What exactly is depreciation, anyway?
Most businesses need to purchase some kind of durable equipment in order to operate. Equipment that lasts longer than one year is called a fixed asset (property used in a productive capacity which will benefit the enterprise for longer than one year). These assets assist in the generation of revenue over time. For instance, an oven that lasts several years may be used to bake many loaves of bread each day. The oven is integral to the sale of each loaf of bread.
Property such as ovens, furniture, computers, vehicles, and buildings contribute to the operating capacity of a company over many years. Because of this long-term contribution, fixed assets are treated differently than many other business expenses. The purchase price of these fixed assets is typically expensed over a period of years, rather than in the year the purchase was made.

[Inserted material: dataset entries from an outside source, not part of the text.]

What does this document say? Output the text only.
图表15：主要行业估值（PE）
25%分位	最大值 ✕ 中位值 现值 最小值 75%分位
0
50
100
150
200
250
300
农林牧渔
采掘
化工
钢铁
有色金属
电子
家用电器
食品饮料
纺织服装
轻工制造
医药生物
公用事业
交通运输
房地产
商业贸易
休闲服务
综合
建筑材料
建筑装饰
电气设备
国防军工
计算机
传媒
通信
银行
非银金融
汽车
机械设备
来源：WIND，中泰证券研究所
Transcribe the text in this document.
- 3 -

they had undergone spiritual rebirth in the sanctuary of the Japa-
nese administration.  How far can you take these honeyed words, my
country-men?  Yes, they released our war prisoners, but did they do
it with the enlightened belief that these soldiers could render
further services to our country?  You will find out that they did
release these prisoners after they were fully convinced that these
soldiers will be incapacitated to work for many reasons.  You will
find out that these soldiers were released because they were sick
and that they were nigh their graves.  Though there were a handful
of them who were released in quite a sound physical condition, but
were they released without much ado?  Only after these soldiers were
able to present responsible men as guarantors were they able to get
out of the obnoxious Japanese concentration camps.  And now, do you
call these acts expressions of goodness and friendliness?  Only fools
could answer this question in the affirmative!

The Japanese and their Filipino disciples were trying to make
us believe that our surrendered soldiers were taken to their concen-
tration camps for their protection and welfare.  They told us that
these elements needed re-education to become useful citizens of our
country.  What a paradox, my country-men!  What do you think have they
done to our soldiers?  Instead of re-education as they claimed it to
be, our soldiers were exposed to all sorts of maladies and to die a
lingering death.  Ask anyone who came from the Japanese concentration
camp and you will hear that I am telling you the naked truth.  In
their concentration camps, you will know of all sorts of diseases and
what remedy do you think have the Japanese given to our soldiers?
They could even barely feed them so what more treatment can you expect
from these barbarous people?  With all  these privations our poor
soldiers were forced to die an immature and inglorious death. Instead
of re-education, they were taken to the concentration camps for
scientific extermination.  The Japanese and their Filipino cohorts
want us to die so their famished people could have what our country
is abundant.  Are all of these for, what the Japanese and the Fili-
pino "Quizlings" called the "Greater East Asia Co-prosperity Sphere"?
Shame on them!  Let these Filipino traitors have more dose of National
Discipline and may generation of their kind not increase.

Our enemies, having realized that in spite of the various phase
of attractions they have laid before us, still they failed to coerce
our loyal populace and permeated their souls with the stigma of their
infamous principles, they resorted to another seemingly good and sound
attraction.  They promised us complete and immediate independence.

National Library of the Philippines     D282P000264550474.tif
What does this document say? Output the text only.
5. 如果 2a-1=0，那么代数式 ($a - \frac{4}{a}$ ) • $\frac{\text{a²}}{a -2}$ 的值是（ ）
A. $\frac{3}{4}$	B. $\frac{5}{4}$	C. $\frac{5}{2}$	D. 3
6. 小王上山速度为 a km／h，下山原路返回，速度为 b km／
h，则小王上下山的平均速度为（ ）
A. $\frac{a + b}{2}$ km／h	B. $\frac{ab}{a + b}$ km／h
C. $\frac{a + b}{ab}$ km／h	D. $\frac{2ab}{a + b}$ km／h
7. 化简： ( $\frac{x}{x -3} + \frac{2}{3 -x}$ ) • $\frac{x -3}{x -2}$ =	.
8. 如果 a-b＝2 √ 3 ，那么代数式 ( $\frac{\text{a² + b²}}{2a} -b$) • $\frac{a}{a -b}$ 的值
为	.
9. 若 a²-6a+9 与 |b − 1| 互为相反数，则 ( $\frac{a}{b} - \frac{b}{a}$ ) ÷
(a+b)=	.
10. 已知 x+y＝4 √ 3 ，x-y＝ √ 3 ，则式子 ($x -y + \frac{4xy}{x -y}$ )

This business expense is known as depreciation (the process of deducting the purchase price of a fixed asset over several accounting periods).
Depreciation can be understood in three ways:
- Popular definition
A decline in the market value (what the property could be sold for today) of an asset due to wear and tear or obsolescence. A new automobile "depreciates" when you drive it off the lot.
- Tax definition
A way to recover the cost of a fixed asset through tax deductions. Like other business expenses, depreciation expenses reduce your taxable income.
- Accounting definition
A means of allocating a portion of a fixed asset's cost to each period that the asset helps generate revenue.
This Decision Tool focuses on depreciation for accounting purposes.